ARUP
Executive Summary
By working with the natural environment as a key driver, Cities Alive presents an economic way of addressing the challenges of population growth and climate change in our cities to deliver significant social and environmental benefits.
Population growth, climate change, resource depletion, pollution and urbanisation are all major global challenges facing humankind and nowhere more than in our cities. The quality of our urban environments is particularly at risk and vulnerable. As we move towards a more sustainable future it is critical that cities adapt to and address these contemporary challenges.
Reflecting the scale of the challenges ahead, there is urgency to develop more sustainably and this has become pervasive at all levels of government. The 1987 Brundtland Commission looked to unite countries worldwide to pursue sustainable development, and in 2006 the Stern Review on the Economics of Climate Change discussed the effect of global warming on the world economy. The main conclusion of the Stern report was that the benefits of strong, early action on climate change far outweigh the costs of not acting.
Government policy on the natural environment
Emerging government policy in the UK such as the Natural Environment White Paper 2011 (NEWP)2 and the National Planning Policy Framework 2012 (NPPF) recognise the essential contribution and services that by our natural environment can provide in the move towards more sustainable development. These policies also reflects the public’s interest in creating healthier, greener cities. Under the NPPF local plans are required to incorporate polices addressing strategic priorities, with specific reference to the landscape. It also requires public bodies to cooperate on these proprieties across administrative boundaries. The NPPF emphasises the importance of the multifunctional use of land, stipulating that planning should “promote mixed-use developments and encourage multiple benefits from the use of land in urban and rural areas, recognising that some open land can perform many functions such as for wildlife, recreation, flood risk mitigation, carbon storage or food production.”
The NEWP is a statement of adopted government policy that outlines the government’s vision for the natural environment for the next 50 years, underlining its fundamental importance thus: “The natural environment underpins our economic prosperity, health and wellbeing. The aim of the White Paper is to ‘set out a clear framework for protecting and enhancing the things that nature gives us for free, which are too often taken for granted.
The importance of ecosystem services
The NEWP lends support to the importance of “ecosystem services” and the promotion of multifunctional land use and connectivity. The ecosystem services concept promoted by the Millennium Ecosystem Assessment in the early 2000s4 looked to understand nature’s value to society, as humankind depends in a multitude of ways upon the services provided by ecosystems and their components: water, soil, nutrients and organisms.

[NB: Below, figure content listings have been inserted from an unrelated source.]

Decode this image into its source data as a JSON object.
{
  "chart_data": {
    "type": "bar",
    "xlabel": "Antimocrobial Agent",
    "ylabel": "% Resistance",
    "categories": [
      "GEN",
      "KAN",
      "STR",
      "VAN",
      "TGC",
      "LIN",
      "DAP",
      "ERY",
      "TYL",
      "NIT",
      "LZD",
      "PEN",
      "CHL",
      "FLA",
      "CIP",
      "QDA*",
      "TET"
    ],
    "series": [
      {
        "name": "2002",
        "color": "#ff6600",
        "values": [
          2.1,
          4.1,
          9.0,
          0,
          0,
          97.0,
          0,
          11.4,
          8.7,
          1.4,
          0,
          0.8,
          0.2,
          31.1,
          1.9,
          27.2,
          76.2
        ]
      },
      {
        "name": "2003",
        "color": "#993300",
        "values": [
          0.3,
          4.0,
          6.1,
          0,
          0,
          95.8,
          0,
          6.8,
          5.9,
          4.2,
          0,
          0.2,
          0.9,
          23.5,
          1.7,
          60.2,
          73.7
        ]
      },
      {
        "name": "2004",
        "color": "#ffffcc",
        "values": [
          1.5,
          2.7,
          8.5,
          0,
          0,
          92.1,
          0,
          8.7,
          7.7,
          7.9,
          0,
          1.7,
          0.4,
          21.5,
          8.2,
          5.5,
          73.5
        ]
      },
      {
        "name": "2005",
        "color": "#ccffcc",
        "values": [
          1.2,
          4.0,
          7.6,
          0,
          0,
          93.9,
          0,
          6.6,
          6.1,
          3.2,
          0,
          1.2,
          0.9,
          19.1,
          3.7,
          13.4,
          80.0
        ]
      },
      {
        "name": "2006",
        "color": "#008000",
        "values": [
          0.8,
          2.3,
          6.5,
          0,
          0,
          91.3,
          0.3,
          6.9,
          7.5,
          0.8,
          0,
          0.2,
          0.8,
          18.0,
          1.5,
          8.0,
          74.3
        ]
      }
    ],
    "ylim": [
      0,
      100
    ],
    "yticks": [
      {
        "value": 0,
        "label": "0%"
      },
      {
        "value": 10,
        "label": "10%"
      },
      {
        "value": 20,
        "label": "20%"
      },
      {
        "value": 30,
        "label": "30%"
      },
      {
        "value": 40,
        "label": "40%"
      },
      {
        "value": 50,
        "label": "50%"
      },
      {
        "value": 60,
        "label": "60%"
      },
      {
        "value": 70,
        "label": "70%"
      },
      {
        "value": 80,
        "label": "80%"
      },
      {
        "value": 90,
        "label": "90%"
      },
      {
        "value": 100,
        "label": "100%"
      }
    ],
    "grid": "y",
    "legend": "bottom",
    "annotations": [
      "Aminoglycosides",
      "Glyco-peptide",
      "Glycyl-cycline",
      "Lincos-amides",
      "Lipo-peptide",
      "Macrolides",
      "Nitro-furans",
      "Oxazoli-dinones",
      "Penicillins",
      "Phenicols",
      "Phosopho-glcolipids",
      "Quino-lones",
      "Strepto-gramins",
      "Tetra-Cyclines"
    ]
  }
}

Collectively these benefits are known as ecosystem services and can be defined as the processes by which the environment produces resources utilised by humans such as clean air, water, productive soils, food and materials. To help inform decision-makers, many ecosystem services are now assigned economic values. In the UK the key messages of National Ecosystem Assessment5 are clear on the importance of nature: “The natural world, its biodiversity and its constituent ecosystems are critically important to our wellbeing and economic prosperity, but are consistently undervalued in conventional economic analyses and decision making.” The importance of acting now is also spelt out: “Actions taken and decisions made now will have consequences far into the future for ecosystems, ecosystems services and human wellbeing.” Included in this vision is explicit support for green infrastructure (GI). In an urban context the NEWP advocates that GI is “one of the most effective tools available to us in managing environmental risks such as flooding and heatwaves.”
A green-infrastructure-led design approach
In response Cities Alive proposes a design approach for urban environments that promotes nature as a key driver. This embraces the direction of national government policy described above that acknowledges the essential value of the natural environment and its role in underpinning our economic prosperity, health and wellbeing. The approach seeks to create healthier more socially cohesive and biodiverse urban environments and a connected city ecosystem for people and wildlife that also builds in resilience measures against climate change in the form of storm, flood, heat, drought and pollution protection.
The Cities Alive approach seeks to positively utilise the key GI components that lie within our city environments and perform essential ecosystem services. These components may include open spaces, natural areas, urban woodland and parks; green streets, squares and public realm; sustainable drainage systems, rivers and waterways; cycleways and pedestrian routes; and smaller scale interventions such as green roofs, walls and facades.
A GI-led design approach aims to create a network of healthy and attractive new and upgraded city environments, sustainable routes and spaces. The approach would build on, strengthen and link existing GI components described above. Over time this resilient and networked “city ecosystem” will be capable of generating a substantial range of social, environmental and economic benefits for urban citizens, whilst also providing protection against the effects of climate change. A key component is also the promotion of multifunctional design (where a range of benefits are provided in one area through careful planning, integrated design and management) to deliver an array of substantial social, environmental and economic benefits.
In a world where numbers matter Cities Alive uses global research to demonstrate these benefits. Using nature as a driver for the design of urban environments can deliver wide-ranging gains including greater social cohesion, improved mental and physical health (with resulting economic savings), and lower crime; economic vitality, inward investment and increased property prices; and better urban microclimates, reduced pollution, flood resistance, an increase in biodiversity and lower city carbon footprints.